Yakın sürede çok fazla riskli alanlarda dolaşan ve fazla kişi ile temas eden kişiye risk puanı veriliyor ve o kişiyi gerekirse teste gönderiyor, arkadaşları varsa eklenmiş senin şu arkadaşının riski yükselmiş uyarısı veriyor. Test yapılıp negatif çıkarsa riski sıfırlıyor.
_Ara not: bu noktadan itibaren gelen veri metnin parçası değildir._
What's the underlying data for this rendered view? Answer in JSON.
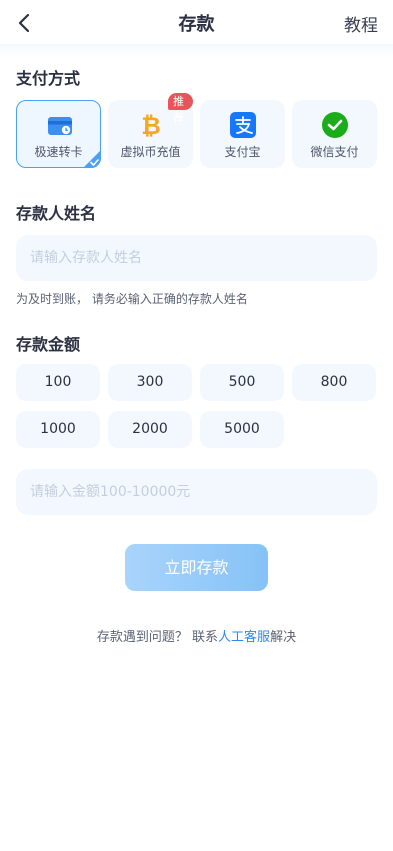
{
  "header": {
    "title": "存款",
    "tutorial_label": "教程"
  },
  "payment": {
    "section_title": "支付方式",
    "methods": [
      {
        "label": "极速转卡",
        "icon": "bank-card-icon",
        "selected": true
      },
      {
        "label": "虚拟币充值",
        "icon": "bitcoin-icon",
        "badge": "推荐"
      },
      {
        "label": "支付宝",
        "icon": "alipay-icon"
      },
      {
        "label": "微信支付",
        "icon": "wechat-pay-icon"
      }
    ]
  },
  "depositor": {
    "section_title": "存款人姓名",
    "placeholder": "请输入存款人姓名",
    "hint": "为及时到账， 请务必输入正确的存款人姓名"
  },
  "amount": {
    "section_title": "存款金额",
    "presets": [
      "100",
      "300",
      "500",
      "800",
      "1000",
      "2000",
      "5000"
    ],
    "placeholder": "请输入金额100-10000元"
  },
  "submit_label": "立即存款",
  "help": {
    "prefix": "存款遇到问题？ 联系",
    "link": "人工客服",
    "suffix": "解决"
  },
  "colors": {
    "accent": "#2a8af0",
    "badge": "#e5565a",
    "selected_border": "#4ca0f5"
  }
}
Uygulama ile bulunduğunuz bölgedeki enfekte hasta yoğunluğu görülebiliyor.
Sağlık Bakanlığınca uygulamaya konulan Hayat Eve Sığar mobil uygulaması akıllara Muğla Sıtkı Koçman Üniversitesi Coğrafi Bilgi Sistemleri ve Uzaktan Algılama ve Araştırma Merkezi Müdürü Doç. Dr. Ceyhun Özçelik'in Coğrafi Bilgi sistemlerinin etkin kullanılması halinde virüsün takip edilebileceğini anlatması akıllara getirdi. Geçtiğimiz günlerde FRT TV ekranlarında virüsün takip edilebileceğini anlatan Özçelik şunları söylemişti:
“Herhangi bir acil durum yönetiminde ne kadar çok veriye sahip olursanız, o kadar çok bilgi türetebilirsiniz. Virüsün görüldüğü ve görülmesi muhtemel yerler zamana ve konuma göre belirlenirse; onlar da kendi kişisel koruma önlemlerini alabilirler. Dolayısıyla bireyleri bu acil durum yönetimine dahil ederek, kişilerin kendi sosyal mesafelerini korumalarında ve kendi izolasyonlarını üretmelerinde fırsat tanımış oluruz. Coğrafi Bilgi Sistemleri de budur. Alana ve zamana bağlı her türlü bilgiyi toplayıp, kişilerin kullanacağı bilgiler halinde dönüştüren ve insanların faydasına sunan bilgi sistemleridir.
İşin uzmanları ile koordineli bir şekilde çalışılıp, tespitler yapıldığı takdirde kişilerin takibinde kullanılabilir. Bunlar statik (kişilerin son görüldüğü yerler) ve dinamik yani kimlerle iletişim halinde olduğu yönünde olabilir. Kimlerin ne zaman riske maruz kaldığını ya da kalabileceğini bilebilirsek, insanlar kendi önlemlerini alabilirler.
Bilgi iletişim teknolojilerini hayatımızın her yerine dahil etmemiz gerekiyor. Eğer bir korona virüsünün nerede olduğunu bilirsek, oraya gidip küçük bir karantina ile sorunu çözebiliriz. Dolayısıyla elinizde ne kadar bilgi olursa, o kadar çok doğru bilgi üretilebilir. Bu şekilde minimum zarar, maksimum faydaya dönüştürmek anlamında alansal bilgi teknolojilerini hayatımıza aktarmamız lazım. Böylelikle ülkemiz, gelecek yüzyıllarda dünyanın önde gelen ülkeleri arasında yer alabilir.”